Acórdão do Supremo Tribunal de Justiça
Processo:
069447
Nº Convencional: JSTJ00021378
Relator: LIMA CLUNY
Descritores: DIVÓRCIO LITIGIOSO
VIOLAÇÃO DOS DEVERES CONJUGAIS
DEVER DE COABITAÇÃO DOS CÔNJUGES
DEVER DE COOPERAÇÃO E ASSISTÊNCIA CONJUGAL
DEVER DE RESPEITO
Nº do Documento: SJ198207220694472
Data do Acordão: 07/22/1982
Votação: MAIORIA COM 1 DEC VOT E 2 VOT VENC
Texto Integral: N
Privacidade: 1
Meio Processual: REVISTA.
Decisão: CONCEDIDA A REVISTA. ALTERADA A DECISÃO.
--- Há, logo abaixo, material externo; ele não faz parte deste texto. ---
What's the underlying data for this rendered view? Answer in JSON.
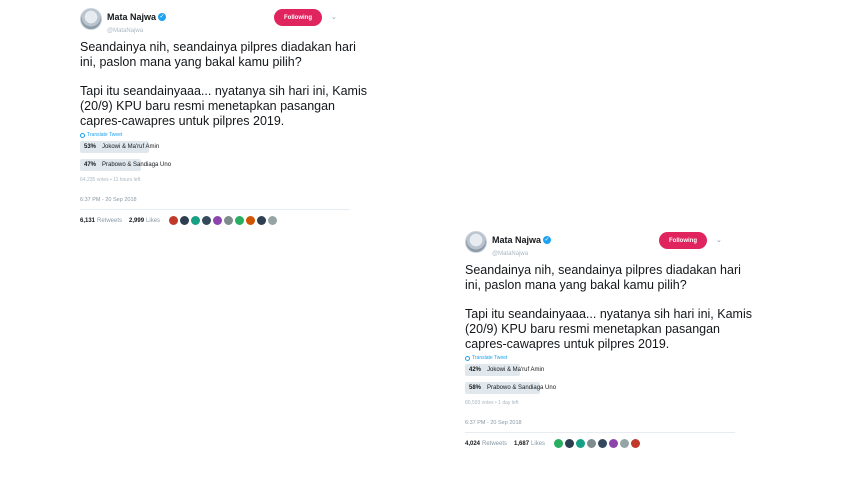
{
  "tweets": [
    {
      "name": "Mata Najwa",
      "handle": "@MataNajwa",
      "follow_label": "Following",
      "text_p1": "Seandainya nih, seandainya pilpres diadakan hari ini, paslon mana yang bakal kamu pilih?",
      "text_p2": "Tapi itu seandainyaaa... nyatanya sih hari ini, Kamis (20/9) KPU baru resmi  menetapkan pasangan capres-cawapres untuk pilpres 2019.",
      "translate": "Translate Tweet",
      "poll": [
        {
          "pct": "53%",
          "value": 0.53,
          "label": "Jokowi & Ma'ruf Amin"
        },
        {
          "pct": "47%",
          "value": 0.47,
          "label": "Prabowo & Sandiaga Uno"
        }
      ],
      "poll_meta": "64,235 votes • 11 hours left",
      "timestamp": "6:37 PM - 20 Sep 2018",
      "retweets": "6,131",
      "retweets_label": "Retweets",
      "likes": "2,999",
      "likes_label": "Likes",
      "avatar_colors": [
        "#c0392b",
        "#2c3e50",
        "#16a085",
        "#34495e",
        "#8e44ad",
        "#7f8c8d",
        "#27ae60",
        "#d35400",
        "#2c3e50",
        "#95a5a6"
      ]
    },
    {
      "name": "Mata Najwa",
      "handle": "@MataNajwa",
      "follow_label": "Following",
      "text_p1": "Seandainya nih, seandainya pilpres diadakan hari ini, paslon mana yang bakal kamu pilih?",
      "text_p2": "Tapi itu seandainyaaa... nyatanya sih hari ini, Kamis (20/9) KPU baru resmi  menetapkan pasangan capres-cawapres untuk pilpres 2019.",
      "translate": "Translate Tweet",
      "poll": [
        {
          "pct": "42%",
          "value": 0.42,
          "label": "Jokowi & Ma'ruf Amin"
        },
        {
          "pct": "58%",
          "value": 0.58,
          "label": "Prabowo & Sandiaga Uno"
        }
      ],
      "poll_meta": "80,593 votes • 1 day left",
      "timestamp": "6:37 PM - 20 Sep 2018",
      "retweets": "4,024",
      "retweets_label": "Retweets",
      "likes": "1,687",
      "likes_label": "Likes",
      "avatar_colors": [
        "#27ae60",
        "#2c3e50",
        "#16a085",
        "#7f8c8d",
        "#34495e",
        "#8e44ad",
        "#95a5a6",
        "#c0392b"
      ]
    }
  ]
}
Área Temática: DIR CIV - DIR FAM.
Legislação Nacional:
Sumário : I - Provado que a Ré saía, por vezes de casa, sem o acordo prévio do marido, para ir cuidar de uma sua irmã gravemente enferma, mas sem que se provasse que tais ausências tenham prejudicado efectivamente o cumprimento dos seus deveres domésticos, ou os cuidados a ter com o marido, ou mesmo conduzido ao não cumprimento do "débito conjugal", não é possível dizer que, com tais ausências, ela tenha violado os deveres de assistência, cooperação e coabitação.
II - Provado que o marido se fechava no quarto sempre que a Ré voltava ao lar, batia as portas com estrondo, recusava falar-lhe e a mandava frequentemente sair de casa, factos de que veio a resultar o comprometimento da vida em comum, a posterior saída de casa por parte da Ré, com carácter definitivo, não foi determinante do estado de ruptura, mas antes consequência natural desse mesmo estado de ruptura preexistente, pelo que não pode ser atendido para efeito do decretamento do divórcio contra ela face ao dispositivo do n. 1 do artigo 1779 do Código Civil.
III - Tais ausências para acudir à irmã doente, embora feitas sem o acordo prévio do marido, não podem significar menos respeito por este na medida em que foram determinadas por um sentimento de solidariedade fraternal que, no momento, se lhe afiguram mais valorado.
IV - Sabendo o marido qual o motivo das ausências, não podem ser consideradas as mensagens escritas de "Hoje não durmo em casa" que ela costumava deixar-lhe.
Pelo contrário, embora sucintas, elas revelam certo sentimento de respeito por ele, dado que "desrespeitosa" poderia ser a sua conduta se se ausentasse sem o prevenir.